たとえば、僕がスペイン滞在中に出合ったマルコナ州のアーモンドプードルをフィナンシェに使うなど、お客さまが求めてくださるもののなかに、自分がやりたいことを取り入れて「不自由のなかの自由」を楽しんでいます。

 

レトロモダンな雰囲気の神田近江屋洋菓子店
レトロモダンな雰囲気の神田近江屋洋菓子店

── 吉田さんの代では、どのようなお店を目指したいとお考えですか。

 

吉田さん:
僕は、この仕事は「笑顔にいちばん近い仕事」だと思っているんです。

 

ケーキを買いに来てくださるお客さまは、9割9分がケーキが好きな方ですよね。

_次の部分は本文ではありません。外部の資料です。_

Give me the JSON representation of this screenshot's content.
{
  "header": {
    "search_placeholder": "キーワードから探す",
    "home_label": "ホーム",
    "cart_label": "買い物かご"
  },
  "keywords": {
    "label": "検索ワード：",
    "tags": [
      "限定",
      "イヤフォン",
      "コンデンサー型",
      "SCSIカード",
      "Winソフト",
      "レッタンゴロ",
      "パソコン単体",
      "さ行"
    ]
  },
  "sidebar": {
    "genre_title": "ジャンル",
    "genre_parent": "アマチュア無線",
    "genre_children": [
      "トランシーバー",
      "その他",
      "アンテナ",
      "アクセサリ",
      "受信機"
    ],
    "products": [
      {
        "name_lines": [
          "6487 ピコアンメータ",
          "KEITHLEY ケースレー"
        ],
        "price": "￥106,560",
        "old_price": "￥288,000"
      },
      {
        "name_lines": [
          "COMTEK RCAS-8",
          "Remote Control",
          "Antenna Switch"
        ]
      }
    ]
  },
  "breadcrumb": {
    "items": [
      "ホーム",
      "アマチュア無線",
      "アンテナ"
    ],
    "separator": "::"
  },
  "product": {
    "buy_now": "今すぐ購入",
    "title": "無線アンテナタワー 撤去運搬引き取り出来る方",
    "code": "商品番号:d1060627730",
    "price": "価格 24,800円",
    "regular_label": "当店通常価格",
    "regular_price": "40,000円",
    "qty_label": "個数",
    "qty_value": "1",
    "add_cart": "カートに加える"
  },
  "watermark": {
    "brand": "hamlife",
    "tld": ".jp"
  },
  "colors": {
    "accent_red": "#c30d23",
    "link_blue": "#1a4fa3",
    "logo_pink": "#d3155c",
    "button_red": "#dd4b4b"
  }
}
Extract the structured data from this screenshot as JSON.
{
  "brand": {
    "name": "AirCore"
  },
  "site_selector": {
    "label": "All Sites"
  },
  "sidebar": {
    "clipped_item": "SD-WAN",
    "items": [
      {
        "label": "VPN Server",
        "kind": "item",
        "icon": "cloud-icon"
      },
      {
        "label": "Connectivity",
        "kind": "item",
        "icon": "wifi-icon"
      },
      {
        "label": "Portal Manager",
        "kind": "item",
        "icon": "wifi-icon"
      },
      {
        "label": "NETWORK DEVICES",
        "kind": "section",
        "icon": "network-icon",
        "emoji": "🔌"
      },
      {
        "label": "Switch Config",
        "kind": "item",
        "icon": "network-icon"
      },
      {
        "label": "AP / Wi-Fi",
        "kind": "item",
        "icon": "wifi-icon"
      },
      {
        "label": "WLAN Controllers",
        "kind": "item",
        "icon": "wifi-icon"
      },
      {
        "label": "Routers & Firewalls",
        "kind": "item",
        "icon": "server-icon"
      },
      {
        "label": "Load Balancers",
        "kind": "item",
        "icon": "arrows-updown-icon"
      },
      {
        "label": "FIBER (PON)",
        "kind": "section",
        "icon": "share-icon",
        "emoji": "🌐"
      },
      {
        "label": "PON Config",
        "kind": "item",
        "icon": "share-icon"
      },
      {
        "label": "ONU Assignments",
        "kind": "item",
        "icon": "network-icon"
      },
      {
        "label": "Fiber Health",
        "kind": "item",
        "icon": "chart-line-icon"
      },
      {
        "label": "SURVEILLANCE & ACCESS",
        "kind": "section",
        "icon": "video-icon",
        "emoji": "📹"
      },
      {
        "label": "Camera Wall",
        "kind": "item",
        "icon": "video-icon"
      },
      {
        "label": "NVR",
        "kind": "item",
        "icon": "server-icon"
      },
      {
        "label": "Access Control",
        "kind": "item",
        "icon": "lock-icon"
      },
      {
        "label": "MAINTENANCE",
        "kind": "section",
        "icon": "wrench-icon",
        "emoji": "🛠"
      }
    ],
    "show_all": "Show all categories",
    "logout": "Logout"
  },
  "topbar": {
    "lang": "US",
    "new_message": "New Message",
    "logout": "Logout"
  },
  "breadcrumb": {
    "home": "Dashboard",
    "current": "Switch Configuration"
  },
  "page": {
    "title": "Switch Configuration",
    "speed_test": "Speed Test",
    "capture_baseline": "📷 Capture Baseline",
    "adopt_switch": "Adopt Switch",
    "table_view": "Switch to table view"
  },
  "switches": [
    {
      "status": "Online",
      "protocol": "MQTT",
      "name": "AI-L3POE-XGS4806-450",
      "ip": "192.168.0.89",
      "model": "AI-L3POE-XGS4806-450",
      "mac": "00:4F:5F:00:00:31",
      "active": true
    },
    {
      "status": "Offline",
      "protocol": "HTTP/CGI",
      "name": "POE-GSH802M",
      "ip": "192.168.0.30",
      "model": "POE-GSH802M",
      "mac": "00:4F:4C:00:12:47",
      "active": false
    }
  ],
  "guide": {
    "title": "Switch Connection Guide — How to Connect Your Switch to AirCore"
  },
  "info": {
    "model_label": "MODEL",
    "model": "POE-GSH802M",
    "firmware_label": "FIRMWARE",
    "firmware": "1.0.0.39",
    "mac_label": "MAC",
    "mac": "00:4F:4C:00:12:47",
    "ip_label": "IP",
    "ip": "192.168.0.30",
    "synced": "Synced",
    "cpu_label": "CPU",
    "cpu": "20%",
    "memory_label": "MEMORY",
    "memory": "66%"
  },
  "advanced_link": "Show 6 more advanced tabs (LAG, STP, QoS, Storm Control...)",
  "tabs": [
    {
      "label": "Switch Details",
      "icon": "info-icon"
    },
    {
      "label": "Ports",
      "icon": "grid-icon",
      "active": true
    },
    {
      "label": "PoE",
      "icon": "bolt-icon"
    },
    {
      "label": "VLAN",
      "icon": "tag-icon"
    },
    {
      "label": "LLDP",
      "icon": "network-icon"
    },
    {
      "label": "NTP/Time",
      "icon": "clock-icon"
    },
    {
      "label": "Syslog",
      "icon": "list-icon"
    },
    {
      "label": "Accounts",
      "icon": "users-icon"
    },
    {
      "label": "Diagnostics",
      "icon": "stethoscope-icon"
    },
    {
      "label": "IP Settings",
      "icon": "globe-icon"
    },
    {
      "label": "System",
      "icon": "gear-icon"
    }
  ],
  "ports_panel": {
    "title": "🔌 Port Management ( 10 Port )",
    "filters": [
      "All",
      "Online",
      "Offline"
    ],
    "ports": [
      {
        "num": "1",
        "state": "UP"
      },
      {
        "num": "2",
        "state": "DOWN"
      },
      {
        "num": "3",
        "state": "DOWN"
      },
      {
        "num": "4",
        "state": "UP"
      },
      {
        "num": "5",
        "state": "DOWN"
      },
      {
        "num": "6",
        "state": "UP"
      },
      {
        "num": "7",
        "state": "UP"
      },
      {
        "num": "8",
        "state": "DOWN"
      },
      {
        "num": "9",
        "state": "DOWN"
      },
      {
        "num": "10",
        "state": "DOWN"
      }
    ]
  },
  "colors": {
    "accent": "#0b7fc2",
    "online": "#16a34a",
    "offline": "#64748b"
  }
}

だから自然と笑顔になってくださいます。悲しいときやつらいときでも、ケーキを食べたら少しは笑顔になってもらえるかもしれない。

 

コロナ禍でも、旅行や外食ができないストレスを緩和することができているのかなと思うと、やりがいを感じます。

 

だからこそ、作り手も幸せじゃないといけないと思っています。

 

昔なら、無理をして朝から晩まで働くのがあたりまえだったかもしれませんが、時代に合わせて働き方も変えていかないといけない。

 

とはいえ、製造が追いつかなくてせっかく来てくださるお客さまが買えなくなってしまっては本末転倒です。

 

材料に妥協はしません。けれど値段を上げてお客さまの生活を圧迫することもしたくない。常に方法を模索しています。

 

お客さまも、従業員も、もちろん僕自身も、幸せになれる方法を追及していきたいですね。

 

PROFILE 吉田由史明さん

神田近江屋洋菓子店5代目店主。27歳で店を継ぎ、伝統を守りつつSNSでの発信や他業種とのコラボなど、新たな試みが注目されている。